Despite being a huge fan of the gifted Italian director Paolo Sorrentino, I have to admit I approached This Must Be The Place with extreme caution, and even after viewing this unconventional film twice, I have to be honest – it is not a movie I would unreservedly recommend. I don’t even know if I can say it’s actually a good film. Yet, while I was anticipating something faintly horrible – a real Sundance-fest of grating, overt quirkiness with a lead performance of near Olympian irritation – I instead found an enormously good natured, beautifully photographed, oddly moving and sometimes very funny film that disarmed and charmed me in equal measure.
This is an enormously indulgent work, far less controlled and precise than The Family Friend, Il Divo or – Sorrentino’s best thus far – The Consequences of Love. It’s pleasures (and there are many) will perhaps be most cherished by an audience receptive to the kind of flaky paeans to ‘80s Americana offered by directors like David Lynch, Jonathan Demme and Wim Wenders. Fans of Paris Texas and True Stories will find much that tickles their fancy here, and there are some definite nods to Lynch’s The Straight Story (including a lovely, unexpected cameo from Harry Dean Stanton).
A near-unrecognisable Penn is Cheyenne, an isolated Goth rocker who had a couple of monster hits in the ‘80s before giving up the game entirely. Married to fellow kook and fire-fighter Jane (Frances McDormand) and living in a massive, sprawling house in Dublin, Cheyenne has trouble on his mind. His best friend is a disaffected teenage girl, Mary (Bono’s daughter Eve Hewson), whose brother has disappeared. He remains haunted by the fact that two teenagers topped themselves listening to his million selling hits of ennui back in the day. Cheyenne is a cartoon-like figure who is jolted into reality when he learns of the death of his estranged father. The old man had spent the last years of his life trying to track down this Nazi persecutor from Auschwitz and Cheyenne, a boy-man who has spent the last twenty years doing almost nothing, becomes slowly compelled to track this shadowy figure down – enlisting the services of a professional Nazi hunter (played by Judd Hirsch).
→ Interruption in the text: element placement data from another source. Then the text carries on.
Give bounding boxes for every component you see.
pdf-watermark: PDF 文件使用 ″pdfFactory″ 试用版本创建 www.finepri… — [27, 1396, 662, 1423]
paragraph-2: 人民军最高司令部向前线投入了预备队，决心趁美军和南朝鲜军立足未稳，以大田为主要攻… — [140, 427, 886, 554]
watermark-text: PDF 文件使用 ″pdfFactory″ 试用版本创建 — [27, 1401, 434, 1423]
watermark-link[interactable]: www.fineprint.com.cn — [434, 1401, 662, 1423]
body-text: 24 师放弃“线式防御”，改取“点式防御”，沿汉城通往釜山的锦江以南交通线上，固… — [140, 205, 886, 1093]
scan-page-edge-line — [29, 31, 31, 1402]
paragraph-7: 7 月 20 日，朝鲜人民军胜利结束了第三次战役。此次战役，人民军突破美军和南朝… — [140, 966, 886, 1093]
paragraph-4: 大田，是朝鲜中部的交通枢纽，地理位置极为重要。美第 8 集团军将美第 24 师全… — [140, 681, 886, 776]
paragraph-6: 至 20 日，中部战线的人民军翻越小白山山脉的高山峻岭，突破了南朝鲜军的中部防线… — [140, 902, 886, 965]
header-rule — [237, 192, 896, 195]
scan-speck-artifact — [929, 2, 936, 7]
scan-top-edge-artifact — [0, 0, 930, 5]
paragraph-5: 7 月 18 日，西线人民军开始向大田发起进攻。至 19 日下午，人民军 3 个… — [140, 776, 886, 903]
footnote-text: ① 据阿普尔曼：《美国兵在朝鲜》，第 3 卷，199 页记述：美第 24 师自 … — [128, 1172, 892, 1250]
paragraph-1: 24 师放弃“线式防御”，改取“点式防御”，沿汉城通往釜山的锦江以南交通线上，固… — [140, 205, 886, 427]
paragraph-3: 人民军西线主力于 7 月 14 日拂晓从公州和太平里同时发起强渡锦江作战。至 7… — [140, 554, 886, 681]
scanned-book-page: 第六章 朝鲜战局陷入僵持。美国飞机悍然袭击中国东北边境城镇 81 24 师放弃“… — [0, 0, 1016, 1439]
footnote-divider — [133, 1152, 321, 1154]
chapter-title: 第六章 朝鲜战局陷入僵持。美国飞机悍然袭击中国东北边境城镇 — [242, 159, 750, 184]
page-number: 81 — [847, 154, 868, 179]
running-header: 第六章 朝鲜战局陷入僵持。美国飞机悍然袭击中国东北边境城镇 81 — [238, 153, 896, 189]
Anyone familiar with Sorrentino’s work will know that he is a unique talent with a taste for mordant, deadpan comedy. This though is the first of his films that could be viewed for the most part as an outright comedy (although it takes a very strange and not entirely convincing turn at the very end.) In typically perverse fashion, Sorrentino has cast an actor not exactly renowned for having any discernible sense of humour. Aside from his early hilarious turn in n Fast Times At Ridgemont High, Penn (a remarkable actor with an occasional tendency toward mugging) has rarely shown much gift for comedic timing (as anyone who suffered through his charmless turns in Shanghai Surprise and We’re No Angels will testify). However, as a fifty something Goth rock star recluse equal parts Edward Scissorhands, Robert Smith and Elizabeth Taylor, he is a genuine hoot – uttering deadpan bon mots in a ghostly, Michael Jackson whisper and shuffling around his local supermarket picking up bargain pizzas and cartons of juice to guzzle.
There is a lot about this film that doesn’t quite work. I didn’t care for the struggling rocker who shows up at Cheyenne’s pad asking him to produce his album, or even particularly for the subplot about Eve’s missing brother and a near catatonic mother smoking herself into oblivion while waiting for his return. But these and other story strands are part of this films’ odd patchwork quilt style narrative. Some strands are left unfinished, and that is all part of the ragged charm. There is so much to enjoy and indulge in if you allow the films odd, hypnotic rhythms to take you over. And this is a film of rhythms, of a particularly off-kilter kind. It’s like a particularly lengthy, funky 12” remix of a great pop song, taking strange detours throughout its running time. Unsurprisingly for a film named after a Talking Heads song (and with a great cameo from David Byrne) this is a real music lover’s film.
A welcome and entirely unexpected detour from a vital director who thrives on surprise, This Must Be The Place has a looseness about its structure and pacing, which keeps things amusing when they could easily become either facile or overblown. I was surprised by the constant referencing of Arvo Part’s Alina throughout which, though beautiful, seems rather jarring. But this is an original film that wears its influences very well, fashioning a sound of its own while echoing some of the great road movies of the ‘70s and ‘80s. I was a little disappointed though, that amongst the films many cover versions of the great Talking Heads song that gives the film its title, there was no room for singer Shawn Colvin’s crystal clear, beautifully rendered, but ultimately rather conventional cover. Perhaps for Sorrentino that was considered too straight for this story.